We asked Tucker how she found out that there was something wrong and how she knew she probably had ADHD.

“I first discovered I needed help when I realized my GPA was really bad. And I’m not trying to toot my own horn here, but I used to be one of the smarter kids back in elementary school. I used to be in some of the highest reading groups and stuff like that, but then when like sixth grade rolled around, my grades started to go downhill and I didn’t know why I figured I just wasn’t smart anymore and my grades kept getting worse and worse and my teachers kept saying ‘Bridget you don’t shut up in class, please shut up.’ That’s when I told my mom, ‘Mom, I think I have ADHD, I think we need to get me tested again.’ And so, we go me tested.”

“I don’t shut up, I can’t focus. That’s why I’ve been annoying my whole life, cause I didn’t know I  had ADHD.”

ADD can cause symptoms such as forgetfulness, poor organization, difficulty focusing, getting easily distracted, and difficulty listening, according to

The next two students we interviewed suffer from ADD and seem to have experienced these symptoms as well.

Junior, Ava Ford explained to us the effects ADD had on her before she was diagnosed.

“Before I started taking my medicine for my ADD, it would make me very tired throughout the day and I wouldn’t be able to focus and it was very hard to get a lot of my schoolwork done and even everyday activities because of the ADD and me not being able to understand or focus on the things I really needed to” said Ford.
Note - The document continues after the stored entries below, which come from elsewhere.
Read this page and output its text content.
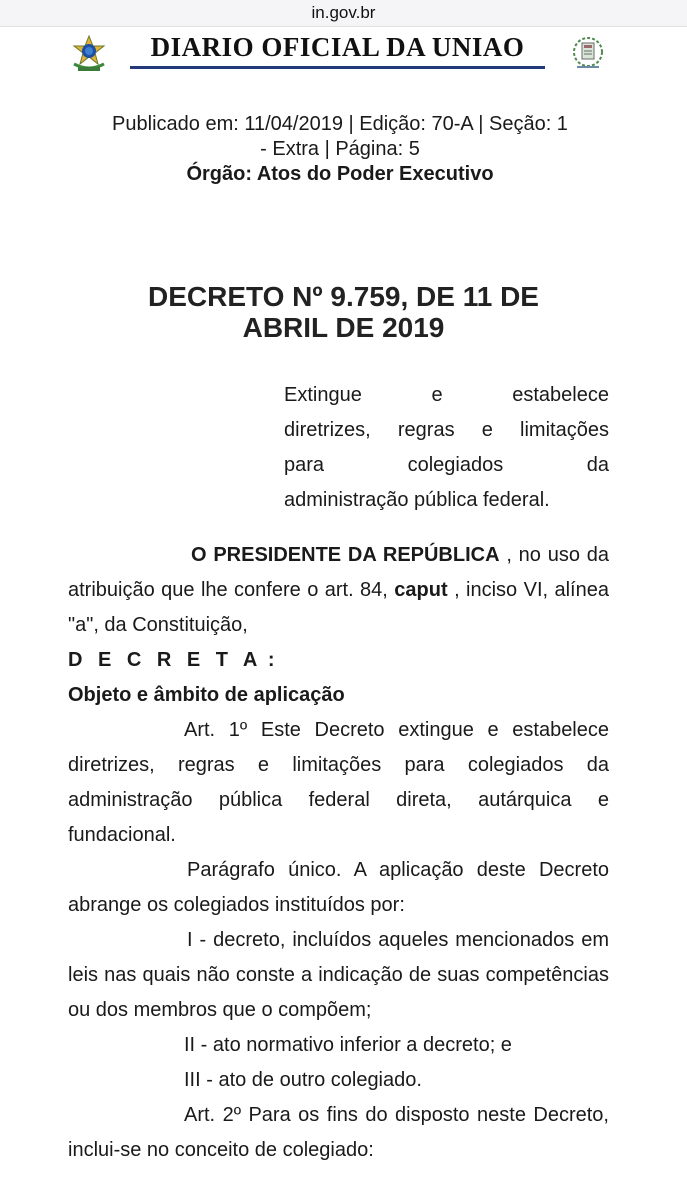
in.gov.br
DIARIO OFICIAL DA UNIAO
Publicado em: 11/04/2019 | Edição: 70-A | Seção: 1
- Extra | Página: 5
Órgão: Atos do Poder Executivo
DECRETO Nº 9.759, DE 11 DE
ABRIL DE 2019
Extingue	e	estabelece
diretrizes, regras e limitações
para	colegiados	da
administração pública federal.

O PRESIDENTE DA REPÚBLICA , no uso da atribuição que lhe confere o art. 84, caput , inciso VI, alínea "a", da Constituição,

D E C R E T A :

Objeto e âmbito de aplicação

Art. 1º Este Decreto extingue e estabelece diretrizes, regras e limitações para colegiados da administração pública federal direta, autárquica e fundacional.

Parágrafo único. A aplicação deste Decreto abrange os colegiados instituídos por:

I - decreto, incluídos aqueles mencionados em leis nas quais não conste a indicação de suas competências ou dos membros que o compõem;

II - ato normativo inferior a decreto; e

III - ato de outro colegiado.

Art. 2º Para os fins do disposto neste Decreto, inclui-se no conceito de colegiado:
“Id be very tired throughout the day. I used to fall asleep a lot, even in the car with my mom, because I wouldn’t be in the mindset to do much.”

To help her ADD, Ford explained, “ To help it, I take my medicine and I also try to plan a schedule for myself to help me get things done.”

Ford realized she had ADD only a little earlier than Tucker did.

“ It was freshman year and I had two concussions and apparently when you get concussions it can bring out symptoms or things wrong with you that you didn’t really know you had before and it made my focusing even worse and I realized it was a problem so I went to the doctor and they said I had ADD.”

The final student we interviewed, struggles with ADD but wished to stay anonymous.

“ I was actually diagnosed with ADD only two months ago.”

To help with their ADD, this student also takes medicine to get them through the day.

“ Every morning, I take medicine. I have a really hard time paying attention, so it helps wake me up and it helps me pay attention and stay on track. I’ve been actually doing my homework and my procrastination has gotten so much better.”

“Before I started taking my medicine, I couldn’t pay attention at all. It was really hard for me to get through a school day because of how tired I was and I would forget to do my homework. I would also get distracted so easily.”

The student explained to us how they found out that they had ADD.

“ I realized that I needed help after my freshman and sophomore year and the first quarter of junior year. My grades were so bad and I had no motivation to study for tests or do my homework. After starting off the second quarter off really badly I was confused as to why I was like this. My mom was fed up with it and took me to the doctor and it turned out I had ADD.”